Stay in compliance to keep summer workers safe on the job

Among your responsibilities as an employer of young workers, OSHA lists the following:

  • Understand and comply with relevant federal and state child labor laws.
  • Train young workers to recognize hazards and use safe work practices. Training should be in a language and vocabulary employees understand and should address fire prevention, accidents, violent situations, and what to do if an injury occurs.
  • Implement a buddy or mentor system for new young workers. Pair them with an adult or experienced young worker to help them learn the ropes and the rules.
  • Encourage teens to ask questions about tasks or procedures that are unclear or are not understood.
  • Make sure your communications are getting through. Young people are not just miniature adults; it may take different techniques to reach them.
  • Be certain that equipment is legal and safe for teens to use. Label equipment younger workers are not allowed to operate, such as meat slicers or bakery mixers.

What are the causes of young worker injuries and illnesses?
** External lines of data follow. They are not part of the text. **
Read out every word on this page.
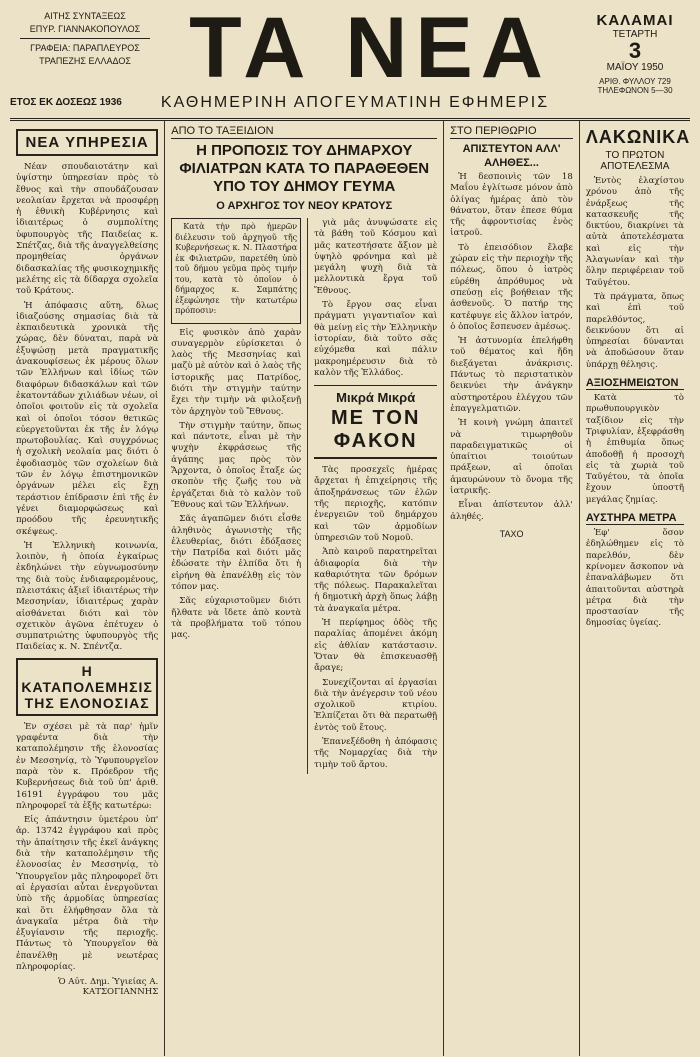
ΑΙΤΗΣ ΣΥΝΤΑΞΕΩΣ
ΕΠΥΡ. ΓΙΑΝΝΑΚΟΠΟΥΛΟΣ
ΓΡΑΦΕΙΑ: ΠΑΡΑΠΛΕΥΡΟΣ
ΤΡΑΠΕΖΗΣ ΕΛΛΑΔΟΣ ΤΑ ΝΕΑ	ΚΑΛΑΜΑΙ
ΤΕΤΑΡΤΗ
3
ΜΑΪΟΥ 1950
ΑΡΙΘ. ΦΥΛΛΟΥ 729
ΤΗΛΕΦΩΝΟΝ 5—30
ΕΤΟΣ ΕΚ ΔΟΣΕΩΣ 1936	ΚΑΘΗΜΕΡΙΝΗ ΑΠΟΓΕΥΜΑΤΙΝΗ ΕΦΗΜΕΡΙΣ
ΝΕΑ ΥΠΗΡΕΣΙΑ

Νέαν σπουδαιοτάτην καὶ ὑψίστην ὑπηρεσίαν πρὸς τὸ ἔθνος καὶ τὴν σπουδάζουσαν νεολαίαν ἔρχεται νὰ προσφέρῃ ἡ ἐθνικὴ Κυβέρνησις καὶ ἰδιαιτέρως ὁ συμπολίτης ὑφυπουργὸς τῆς Παιδείας κ. Σπέτζας, διὰ τῆς ἀναγγελθείσης προμηθείας ὀργάνων διδασκαλίας τῆς φυσικοχημικῆς μελέτης εἰς τὰ δίδαρχα σχολεῖα τοῦ Κράτους.

Ἡ ἀπόφασις αὕτη, δλως ἰδιαζούσης σημασίας διὰ τὰ ἐκπαιδευτικὰ χρονικὰ τῆς χώρας, δὲν δύναται, παρὰ νὰ ἐξυψώσῃ μετὰ πραγματικῆς ἀνακουφίσεως ἐκ μέρους ὅλων τῶν Ἑλλήνων καὶ ἰδίως τῶν διαφόρων διδασκάλων καὶ τῶν ἑκατοντάδων χιλιάδων νέων, οἱ ὁποῖοι φοιτοῦν εἰς τὰ σχολεῖα καὶ οἱ ὁποῖοι τόσον θετικῶς εὐεργετοῦνται ἐκ τῆς ἐν λόγῳ πρωτοβουλίας. Καὶ συγχρόνως ἡ σχολικὴ νεολαία μας διότι ὁ ἐφοδιασμὸς τῶν σχολείων διὰ τῶν ἐν λόγῳ ἐπιστημονικῶν ὀργάνων μέλει εἰς ἔχῃ τεράστιον ἐπίδρασιν ἐπὶ τῆς ἐν γένει διαμορφώσεως καὶ προόδου τῆς ἐρευνητικῆς σκέψεως.

Ἡ Ἑλληνικὴ κοινωνία, λοιπὸν, ἡ ὁποία ἐγκαίρως ἐκδηλώνει τὴν εὐγνωμοσύνην της διὰ τοὺς ἐνδιαφερομένους, πλειστάκις ἀξιεῖ ἰδιαιτέρως τὴν Μεσσηνίαν, ἰδιαιτέρως χαρὰν αἰσθάνεται διότι καὶ τὸν σχετικὸν ἀγῶνα ἐπέτυχεν ὁ συμπατριώτης ὑφυπουργὸς τῆς Παιδείας κ. Ν. Σπέντζα.

Η ΚΑΤΑΠΟΛΕΜΗΣΙΣ ΤΗΣ ΕΛΟΝΟΣΙΑΣ

Ἐν σχέσει μὲ τὰ παρ' ἡμῖν γραφέντα διὰ τὴν καταπολέμησιν τῆς ἑλονοσίας ἐν Μεσσηνίᾳ, τὸ Ὑφυπουργεῖον παρὰ τὸν κ. Πρόεδρον τῆς Κυβερνήσεως διὰ τοῦ ὑπ' ἀριθ. 16191 ἐγγράφου του μᾶς πληροφορεῖ τὰ ἑξῆς κατωτέρω:

Εἰς ἀπάντησιν ὑμετέρου ὑπ' ἀρ. 13742 ἐγγράφου καὶ πρὸς τὴν ἀπαίτησιν τῆς ἐκεῖ ἀνάγκης διὰ τὴν καταπολέμησιν τῆς ἑλονοσίας ἐν Μεσσηνίᾳ, τὸ Ὑπουργεῖον μᾶς πληροφορεῖ ὅτι αἱ ἐργασίαι αὗται ἐνεργοῦνται ὑπὸ τῆς ἁρμοδίας ὑπηρεσίας καὶ ὅτι ἐλήφθησαν ὅλα τὰ ἀναγκαῖα μέτρα διὰ τὴν ἐξυγίανσιν τῆς περιοχῆς. Πάντως τὸ Ὑπουργεῖον θὰ ἐπανέλθῃ μὲ νεωτέρας πληροφορίας.

Ὁ Αὐτ. Δημ. Ὑγιείας Α. ΚΑΤΣΟΓΙΑΝΝΗΣ
ΑΠΟ ΤΟ ΤΑΞΕΙΔΙΟΝ
Η ΠΡΟΠΟΣΙΣ ΤΟΥ ΔΗΜΑΡΧΟΥ ΦΙΛΙΑΤΡΩΝ ΚΑΤΑ ΤΟ ΠΑΡΑΘΕΘΕΝ ΥΠΟ ΤΟΥ ΔΗΜΟΥ ΓΕΥΜΑ
Ο ΑΡΧΗΓΟΣ ΤΟΥ ΝΕΟΥ ΚΡΑΤΟΥΣ

Κατὰ τὴν πρὸ ἡμερῶν διέλευσιν τοῦ ἀρχηγοῦ τῆς Κυβερνήσεως κ. Ν. Πλαστήρα ἐκ Φιλιατρῶν, παρετέθη ὑπὸ τοῦ δήμου γεῦμα πρὸς τιμήν του, κατὰ τὸ ὁποῖον ὁ δήμαρχος κ. Σαμπάτης ἐξεφώνησε τὴν κατωτέρω πρόποσιν:

Εἰς φυσικὸν ἀπὸ χαρὰν συναγερμὸν εὑρίσκεται ὁ λαὸς τῆς Μεσσηνίας καὶ μαζὺ μὲ αὐτὸν καὶ ὁ λαὸς τῆς ἱστορικῆς μας Πατρίδος, διότι τὴν στιγμὴν ταύτην ἔχει τὴν τιμὴν νὰ φιλοξενῇ τὸν ἀρχηγὸν τοῦ Ἔθνους.

Τὴν στιγμὴν ταύτην, ὅπως καὶ πάντοτε, εἶναι μὲ τὴν ψυχὴν ἐκφράσεως τῆς ἀγάπης μας πρὸς τὸν Ἄρχοντα, ὁ ὁποῖος ἔταξε ὡς σκοπὸν τῆς ζωῆς του νὰ ἐργάζεται διὰ τὸ καλὸν τοῦ Ἔθνους καὶ τῶν Ἑλλήνων.

Σᾶς ἀγαπῶμεν διότι εἶσθε ἀληθινὸς ἀγωνιστὴς τῆς ἐλευθερίας, διότι ἐδόξασες τὴν Πατρίδα καὶ διότι μᾶς ἐδώσατε τὴν ἐλπίδα ὅτι ἡ εἰρήνη θὰ ἐπανέλθῃ εἰς τὸν τόπον μας.

Σᾶς εὐχαριστοῦμεν διότι ἤλθατε νὰ ἴδετε ἀπὸ κοντὰ τὰ προβλήματα τοῦ τόπου μας.

γιὰ μᾶς ἀνυψώσατε εἰς τὰ βάθη τοῦ Κόσμου καὶ μᾶς κατεστήσατε ἄξιον μὲ ὑψηλὸ φρόνημα καὶ μὲ μεγάλη ψυχὴ διὰ τὰ μελλοντικὰ ἔργα τοῦ Ἔθνους.

Τὸ ἔργον σας εἶναι πράγματι γιγαντιαῖον καὶ θὰ μείνῃ εἰς τὴν Ἑλληνικὴν ἱστορίαν, διὰ τοῦτο σᾶς εὐχόμεθα καὶ πάλιν μακροημέρευσιν διὰ τὸ καλὸν τῆς Ἑλλάδος.

Μικρά Μικρά
ΜΕ ΤΟΝ ΦΑΚΟΝ

Τὰς προσεχεῖς ἡμέρας ἄρχεται ἡ ἐπιχείρησις τῆς ἀποξηράνσεως τῶν ἑλῶν τῆς περιοχῆς, κατόπιν ἐνεργειῶν τοῦ δημάρχου καὶ τῶν ἁρμοδίων ὑπηρεσιῶν τοῦ Νομοῦ.

Ἀπὸ καιροῦ παρατηρεῖται ἀδιαφορία διὰ τὴν καθαριότητα τῶν δρόμων τῆς πόλεως. Παρακαλεῖται ἡ δημοτικὴ ἀρχὴ ὅπως λάβῃ τὰ ἀναγκαῖα μέτρα.

Ἡ περίφημος ὁδὸς τῆς παραλίας ἀπομένει ἀκόμη εἰς ἀθλίαν κατάστασιν. Ὅταν θὰ ἐπισκευασθῇ ἄραγε;

Συνεχίζονται αἱ ἐργασίαι διὰ τὴν ἀνέγερσιν τοῦ νέου σχολικοῦ κτιρίου. Ἐλπίζεται ὅτι θὰ περατωθῇ ἐντὸς τοῦ ἔτους.

Ἐπανεξέδοθη ἡ ἀπόφασις τῆς Νομαρχίας διὰ τὴν τιμὴν τοῦ ἄρτου.

ΣΤΟ ΠΕΡΙΘΩΡΙΟ
ΑΠΙΣΤΕΥΤΟΝ ΑΛΛ' ΑΛΗΘΕΣ...

Ἡ δεσποινὶς τῶν 18 Μαΐου ἐγλίτωσε μόνον ἀπὸ ὀλίγας ἡμέρας ἀπὸ τὸν θάνατον, ὅταν ἐπεσε θύμα τῆς ἀφροντισίας ἑνὸς ἰατροῦ.

Τὸ ἐπεισόδιον ἔλαβε χώραν εἰς τὴν περιοχὴν τῆς πόλεως, ὅπου ὁ ἰατρὸς εὑρέθη ἀπρόθυμος νὰ σπεύσῃ εἰς βοήθειαν τῆς ἀσθενοῦς. Ὁ πατήρ της κατέφυγε εἰς ἄλλον ἰατρόν, ὁ ὁποῖος ἔσπευσεν ἀμέσως.

Ἡ ἀστυνομία ἐπελήφθη τοῦ θέματος καὶ ἤδη διεξάγεται ἀνάκρισις. Πάντως τὸ περιστατικὸν δεικνύει τὴν ἀνάγκην αὐστηροτέρου ἐλέγχου τῶν ἐπαγγελματιῶν.

Ἡ κοινὴ γνώμη ἀπαιτεῖ νὰ τιμωρηθοῦν παραδειγματικῶς οἱ ὑπαίτιοι τοιούτων πράξεων, αἱ ὁποῖαι ἀμαυρώνουν τὸ ὄνομα τῆς ἰατρικῆς.

Εἶναι ἀπίστευτον ἀλλ' ἀληθές.

ΤΑΧΟ
ΛΑΚΩΝΙΚΑ
ΤΟ ΠΡΩΤΟΝ ΑΠΟΤΕΛΕΣΜΑ

Ἐντὸς ἐλαχίστου χρόνου ἀπὸ τῆς ἐνάρξεως τῆς κατασκευῆς τῆς δικτύου, διακρίνει τὰ αὐτὰ ἀποτελέσματα καὶ εἰς τὴν Ἀλαγωνίαν καὶ τὴν ὅλην περιφέρειαν τοῦ Ταϋγέτου.

Τὰ πράγματα, ὅπως καὶ ἐπὶ τοῦ παρελθόντος, δεικνύουν ὅτι αἱ ὑπηρεσίαι δύνανται νὰ ἀποδώσουν ὅταν ὑπάρχῃ θέλησις.

ΑΞΙΟΣΗΜΕΙΩΤΟΝ

Κατὰ τὸ πρωθυπουργικὸν ταξίδιον εἰς τὴν Τριφυλίαν, ἐξεφράσθη ἡ ἐπιθυμία ὅπως ἀποδοθῇ ἡ προσοχὴ εἰς τὰ χωριὰ τοῦ Ταϋγέτου, τὰ ὁποῖα ἔχουν ὑποστῆ μεγάλας ζημίας.

ΑΥΣΤΗΡΑ ΜΕΤΡΑ

Ἐφ' ὅσον ἐδηλώθημεν εἰς τὸ παρελθόν, δὲν κρίνομεν ἄσκοπον νὰ ἐπαναλάβωμεν ὅτι ἀπαιτοῦνται αὐστηρὰ μέτρα διὰ τὴν προστασίαν τῆς δημοσίας ὑγείας.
Teens get sick or injured on the job for many reasons. Among them are:

  • Muscle sprains, strains, or tears;
  • Unsafe equipment;
  • Inadequate safety training;
  • Inadequate supervision;
  • Dangerous work that’s illegal or inappropriate for teens;
  • Pressure to work faster; and
  • Stressful conditions.

For those working outdoors, the hazards include:

  • Exposure to the sun and heat,
  • Exposure to landscaping chemicals,
  • Mishaps involving machinery and vehicles,
  • Electricity,
  • Heavy lifting, and
  • Noise.

Remember that certain occupations are off-limits to young teens. The list includes mining, logging, meatpacking, roofing, excavation, and demolition. As well, they cannot drive a car or forklift on the job or work with saws, explosives, radioactive materials, or most machines.

Summer workers are with you for a limited time. But by helping them learn to identify and avoid risks, you can have a lasting impact on their working future.